10. The law as interpreted by the Hon’ble Supreme Court and the Delhi High Court as above, declares that as per first proviso of section 153C of the Act, the commencement date for computation of the six assessment years is deemed to be the date of receipt of books of account/materials/asset, belonging/pertaining to non-searched person, by the jurisdictional Assessing Officer of the non-searched person. In other words, date of recording of the satisfaction u/s 153C in the case of the searched person qua the non-searched person becomes date of search in the case of non-searched person [the assessee in the present case].
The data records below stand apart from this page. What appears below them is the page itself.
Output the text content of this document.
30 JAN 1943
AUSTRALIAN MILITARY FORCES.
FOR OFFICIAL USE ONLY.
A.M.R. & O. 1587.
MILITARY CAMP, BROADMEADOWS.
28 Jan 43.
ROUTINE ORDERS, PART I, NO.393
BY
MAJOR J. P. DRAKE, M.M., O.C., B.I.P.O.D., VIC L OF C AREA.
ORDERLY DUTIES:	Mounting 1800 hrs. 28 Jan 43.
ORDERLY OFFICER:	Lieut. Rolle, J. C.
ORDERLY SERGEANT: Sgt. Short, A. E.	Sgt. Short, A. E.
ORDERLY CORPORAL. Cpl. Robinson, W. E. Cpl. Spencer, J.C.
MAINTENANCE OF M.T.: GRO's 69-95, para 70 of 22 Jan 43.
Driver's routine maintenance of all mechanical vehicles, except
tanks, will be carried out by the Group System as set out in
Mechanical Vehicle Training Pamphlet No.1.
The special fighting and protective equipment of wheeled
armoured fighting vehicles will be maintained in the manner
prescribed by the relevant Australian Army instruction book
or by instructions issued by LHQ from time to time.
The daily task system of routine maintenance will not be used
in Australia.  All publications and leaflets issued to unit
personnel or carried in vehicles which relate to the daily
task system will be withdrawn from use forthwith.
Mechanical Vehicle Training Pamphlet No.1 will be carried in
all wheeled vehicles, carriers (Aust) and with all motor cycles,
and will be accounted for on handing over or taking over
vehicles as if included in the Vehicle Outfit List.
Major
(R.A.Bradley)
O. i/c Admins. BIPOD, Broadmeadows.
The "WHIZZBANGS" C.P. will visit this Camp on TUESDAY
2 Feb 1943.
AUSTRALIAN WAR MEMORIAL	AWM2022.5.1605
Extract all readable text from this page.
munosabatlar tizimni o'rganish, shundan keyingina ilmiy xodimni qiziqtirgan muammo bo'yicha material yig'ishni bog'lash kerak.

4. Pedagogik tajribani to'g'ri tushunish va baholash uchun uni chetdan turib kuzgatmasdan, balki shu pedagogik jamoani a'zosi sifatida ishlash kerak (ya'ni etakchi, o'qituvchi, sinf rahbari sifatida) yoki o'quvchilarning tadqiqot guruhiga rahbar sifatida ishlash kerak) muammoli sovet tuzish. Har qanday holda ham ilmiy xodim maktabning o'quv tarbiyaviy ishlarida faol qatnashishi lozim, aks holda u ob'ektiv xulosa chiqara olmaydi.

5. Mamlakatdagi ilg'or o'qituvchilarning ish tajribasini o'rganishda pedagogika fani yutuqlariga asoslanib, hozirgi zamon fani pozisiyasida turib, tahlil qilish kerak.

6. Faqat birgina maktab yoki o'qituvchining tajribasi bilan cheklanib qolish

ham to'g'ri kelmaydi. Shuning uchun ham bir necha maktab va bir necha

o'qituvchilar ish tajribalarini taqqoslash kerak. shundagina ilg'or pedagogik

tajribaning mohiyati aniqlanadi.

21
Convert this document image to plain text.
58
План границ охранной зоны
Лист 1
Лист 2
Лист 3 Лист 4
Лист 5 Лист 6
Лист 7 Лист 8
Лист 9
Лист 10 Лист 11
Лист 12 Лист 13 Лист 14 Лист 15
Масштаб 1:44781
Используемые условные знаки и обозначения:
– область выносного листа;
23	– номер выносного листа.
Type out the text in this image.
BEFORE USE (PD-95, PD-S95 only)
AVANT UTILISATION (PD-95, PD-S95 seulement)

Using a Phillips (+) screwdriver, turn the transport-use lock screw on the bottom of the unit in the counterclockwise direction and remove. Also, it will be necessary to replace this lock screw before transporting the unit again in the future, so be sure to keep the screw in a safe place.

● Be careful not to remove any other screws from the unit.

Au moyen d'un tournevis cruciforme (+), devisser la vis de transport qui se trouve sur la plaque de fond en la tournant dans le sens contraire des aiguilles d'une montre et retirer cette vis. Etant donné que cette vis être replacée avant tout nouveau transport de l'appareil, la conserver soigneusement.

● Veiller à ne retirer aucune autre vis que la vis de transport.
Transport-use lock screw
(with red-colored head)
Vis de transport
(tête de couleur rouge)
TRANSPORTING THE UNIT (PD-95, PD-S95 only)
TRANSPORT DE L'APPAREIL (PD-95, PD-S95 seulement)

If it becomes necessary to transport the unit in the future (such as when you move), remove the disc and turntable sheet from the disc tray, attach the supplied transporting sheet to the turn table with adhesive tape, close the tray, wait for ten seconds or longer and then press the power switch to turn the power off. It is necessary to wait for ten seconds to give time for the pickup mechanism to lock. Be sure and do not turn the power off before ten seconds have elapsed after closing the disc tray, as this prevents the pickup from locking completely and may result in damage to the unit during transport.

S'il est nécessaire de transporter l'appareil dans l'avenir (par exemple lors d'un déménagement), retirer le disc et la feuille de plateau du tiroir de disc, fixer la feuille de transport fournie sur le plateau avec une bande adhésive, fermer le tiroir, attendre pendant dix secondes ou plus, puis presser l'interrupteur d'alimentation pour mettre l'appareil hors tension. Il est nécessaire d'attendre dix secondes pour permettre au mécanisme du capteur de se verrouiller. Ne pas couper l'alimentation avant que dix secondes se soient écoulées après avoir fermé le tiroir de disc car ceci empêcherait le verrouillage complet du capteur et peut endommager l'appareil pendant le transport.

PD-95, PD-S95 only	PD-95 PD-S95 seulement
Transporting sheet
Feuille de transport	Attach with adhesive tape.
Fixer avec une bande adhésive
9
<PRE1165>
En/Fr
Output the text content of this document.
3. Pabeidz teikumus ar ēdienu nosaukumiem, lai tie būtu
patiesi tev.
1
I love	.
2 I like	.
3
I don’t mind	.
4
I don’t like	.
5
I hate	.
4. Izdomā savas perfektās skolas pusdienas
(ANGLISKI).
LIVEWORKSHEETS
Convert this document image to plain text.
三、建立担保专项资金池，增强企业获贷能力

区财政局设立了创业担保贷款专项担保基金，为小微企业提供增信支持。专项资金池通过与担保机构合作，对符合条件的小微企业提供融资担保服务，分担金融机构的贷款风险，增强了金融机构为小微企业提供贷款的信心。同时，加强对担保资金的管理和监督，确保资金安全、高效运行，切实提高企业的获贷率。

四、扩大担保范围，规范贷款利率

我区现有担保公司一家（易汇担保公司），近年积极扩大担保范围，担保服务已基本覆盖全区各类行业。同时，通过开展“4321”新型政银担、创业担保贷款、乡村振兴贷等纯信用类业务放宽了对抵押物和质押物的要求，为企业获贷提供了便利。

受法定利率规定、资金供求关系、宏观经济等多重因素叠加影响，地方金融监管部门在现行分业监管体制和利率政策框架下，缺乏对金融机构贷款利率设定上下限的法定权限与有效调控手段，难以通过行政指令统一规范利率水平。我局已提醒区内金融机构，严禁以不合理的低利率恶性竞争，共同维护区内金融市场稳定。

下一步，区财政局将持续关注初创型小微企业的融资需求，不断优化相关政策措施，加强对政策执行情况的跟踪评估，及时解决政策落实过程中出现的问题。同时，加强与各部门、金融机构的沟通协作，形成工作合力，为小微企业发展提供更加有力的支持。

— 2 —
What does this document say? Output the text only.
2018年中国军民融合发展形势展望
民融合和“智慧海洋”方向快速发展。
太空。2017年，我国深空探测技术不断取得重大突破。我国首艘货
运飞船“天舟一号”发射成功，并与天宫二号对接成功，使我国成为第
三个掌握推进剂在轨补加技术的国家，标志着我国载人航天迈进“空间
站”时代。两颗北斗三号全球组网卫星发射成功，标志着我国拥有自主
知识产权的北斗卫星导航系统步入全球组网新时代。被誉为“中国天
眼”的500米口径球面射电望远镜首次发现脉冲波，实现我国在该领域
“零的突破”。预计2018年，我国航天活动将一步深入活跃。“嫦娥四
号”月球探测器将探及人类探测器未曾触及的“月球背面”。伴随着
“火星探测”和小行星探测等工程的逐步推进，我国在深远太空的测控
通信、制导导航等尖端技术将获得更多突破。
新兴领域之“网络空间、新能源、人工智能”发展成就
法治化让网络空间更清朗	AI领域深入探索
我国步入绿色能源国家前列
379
11. In the instant case of the assessee (non-searched person), the deemed date of search would become the date of recording of satisfaction i.e., 31.11.2022. The assessment year relevant to the previous year in which the search is deemed to have been executed in the case of the assessee would be A.Y. 2023-24. In light of the decision of the Hon’ble Supreme Court and Delhi High Court [supra], the impugned A.Y 2010-11 and AY 2011-12 would, therefore, fall beyond the period of ten assessment years as reckoned with reference to the date of recording of satisfaction by the assessing officer of the searched person. We therefore, have no hesitation in upholding the decision of the CIT(A) and quashing the impugned assessment order having been made without legal and valid assumption of jurisdiction. The ground is dismissed.

12. In the result, both the appeals of Revenue in ITA Nos. 1355 & 1356/DEL/2026 is dismissed.